Lao Tsé decía “conocer a otros es conocimiento, conocerse a sí mismo es sabiduría”. Y así podemos encontrar dentro de nosotros mismos esas potencialidades de soñar despiertos sin ser ingenuos, de desear y trabajar por el bien en medio de lo que a primera vista nos hace mal.

No es una actitud dolorista la que esconde la resiliencia. No se trata de una actitud ensalzadora del dolor en sí mismo, que no dejaría de ser un posicionamiento enfermizo ante la adversidad. Aunque, ¡quién sabe qué querían decir nuestros antepasados cuando utilizaban palabras como resignación! Es posible que en la intención del que exhortaba piadosamente a adoptar esta actitud, estuviera una propuesta activa, aunque hoy tenga para nosotros una clara connotación de pasividad y derrotismo.
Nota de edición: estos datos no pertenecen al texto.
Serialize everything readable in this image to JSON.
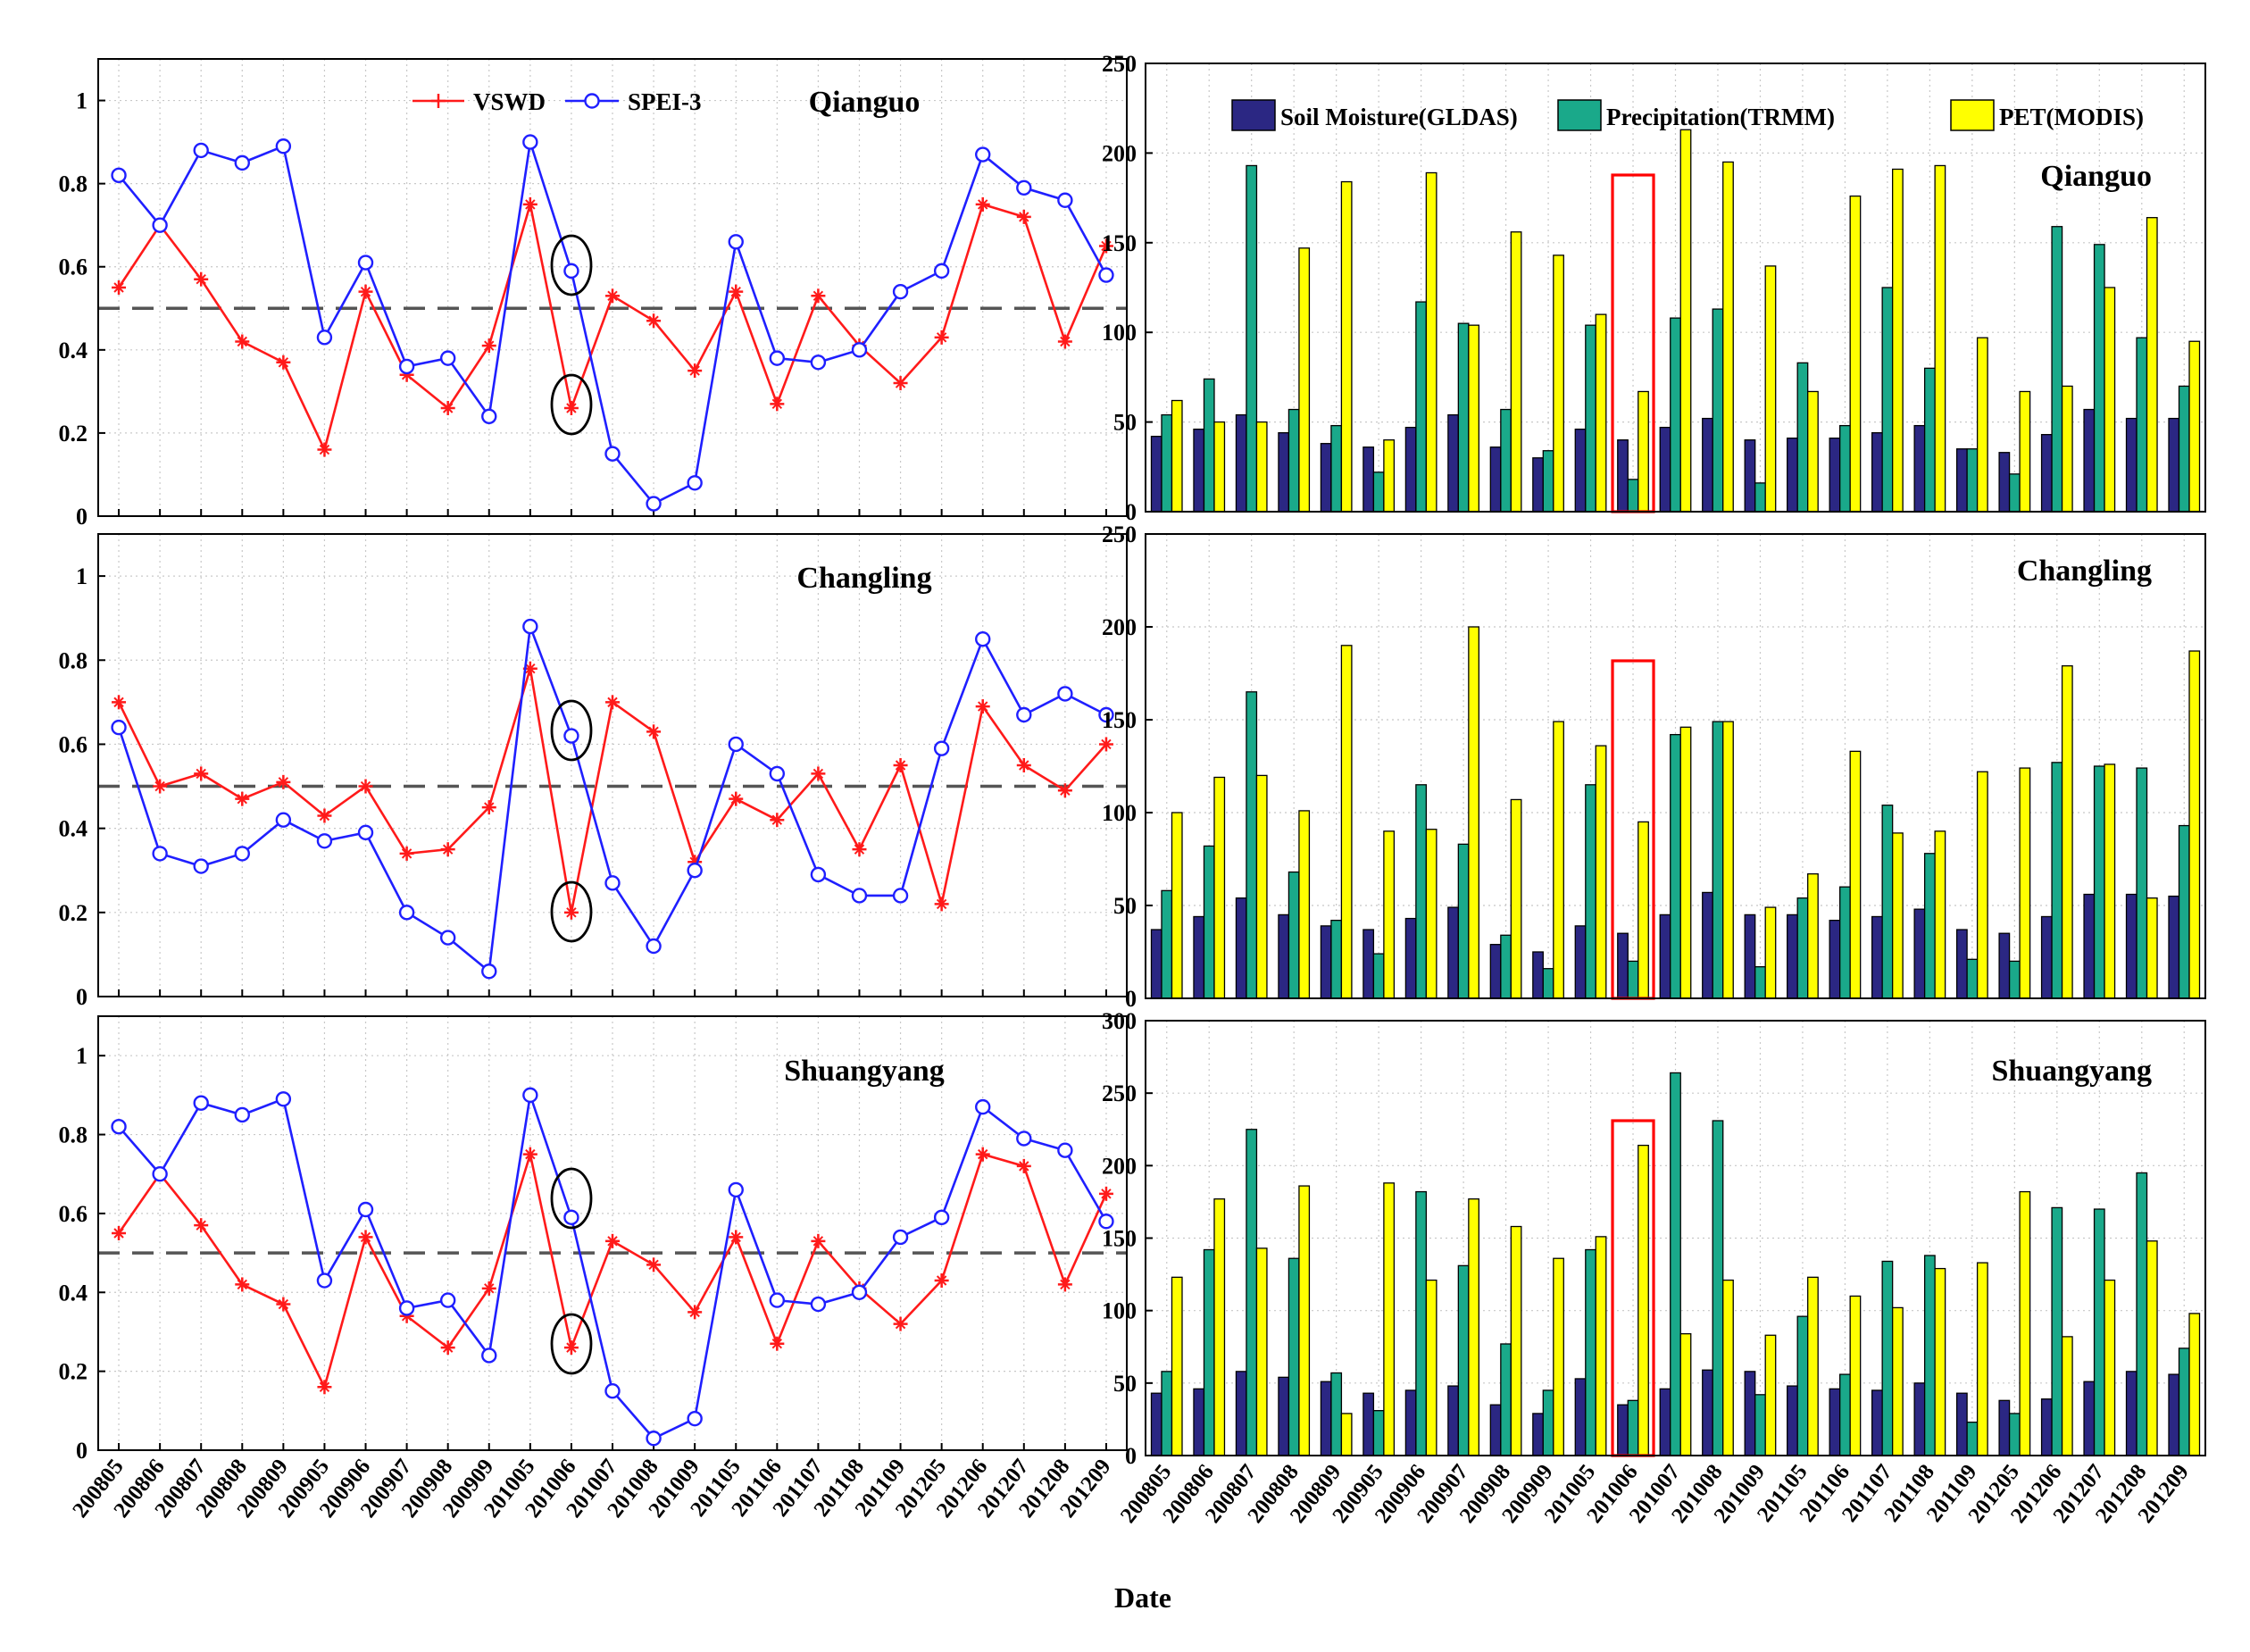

De hecho, algunos diccionarios recogen aspectos positivos como la paciencia y la conformidad ante las adversidades, sin connotación de pasividad. Otros, refieren además de conformidad y paciencia ante obstáculos y adversidades, la variable tolerancia.

Voluntad de sentido

Diríamos que es más bien la proactividad –y no la pasividad- la que es capaz de indicar la potencialidad resiliente. La persona proactiva es aquella que toma la iniciativa, toma las riendas de su propia vida, se siente responsable incluso ante lo que no puede cambiar, se siente libre ante aquello en medio de lo paradójicamente “se siente esclavo”.

Desde la perspectiva de la logoterapia, diríamos que la disposición de buscar un para qué a todo lo que nos ocurre, aunque no comprendamos el porqué, forma parte de esta voluntad de crecer en las crisis.

Esta voluntad es lo contrario de la indiferencia o la apatía, que nos impide, en tantas ocasiones, comprometernos con nosotros mismos y con los demás.

La resiliencia, en último término, es el resultado de múltiples procesos que contrarrestan las situaciones nocivas o de crisis. Se trata de una dinámica en la cual se podrían señalar algunos elementos tales como: la defensa y la protección de uno mismo, el equilibrio ante la tensión, el compromiso ante lo que sucede, la responsabilidad activa, el empeño por la superación, la capacidad de dar un sentido y reorientar la propia vida en la crisis, la visión positiva en medio de la negatividad, la capacidad creativa de reacción.

Nietzsche lo diría así: “lo que no me destruye, me hace más fuerte”.

El doctor Gerónimo Acevedo, autor de “El modo humano de enfermar”, dice que el verbo madurar sólo puede conjugarse en gerundio. Entre sus expresiones, nos encontramos ésta:

Cuida tus pensamientos porque se volverán palabras. Cuida tus palabras porque se volverán actos. Cuida tus actos porque se volverán costumbres. Cuida tus costumbres porque forjarán tu carácter. Cuida tu carácter porque formará tu destino. Y tu destino será tu vida.

 Quizás sea éste uno de los objetivos del acompañamiento hecho de relaciones de ayuda a las personas mayores: fomentar la resiliencia en la crisis propias del envejecimiento; fomentar, en último término, un modo sano de vivir el sufrimiento inevitable y aliviar todo dolor y sufrimiento evitable.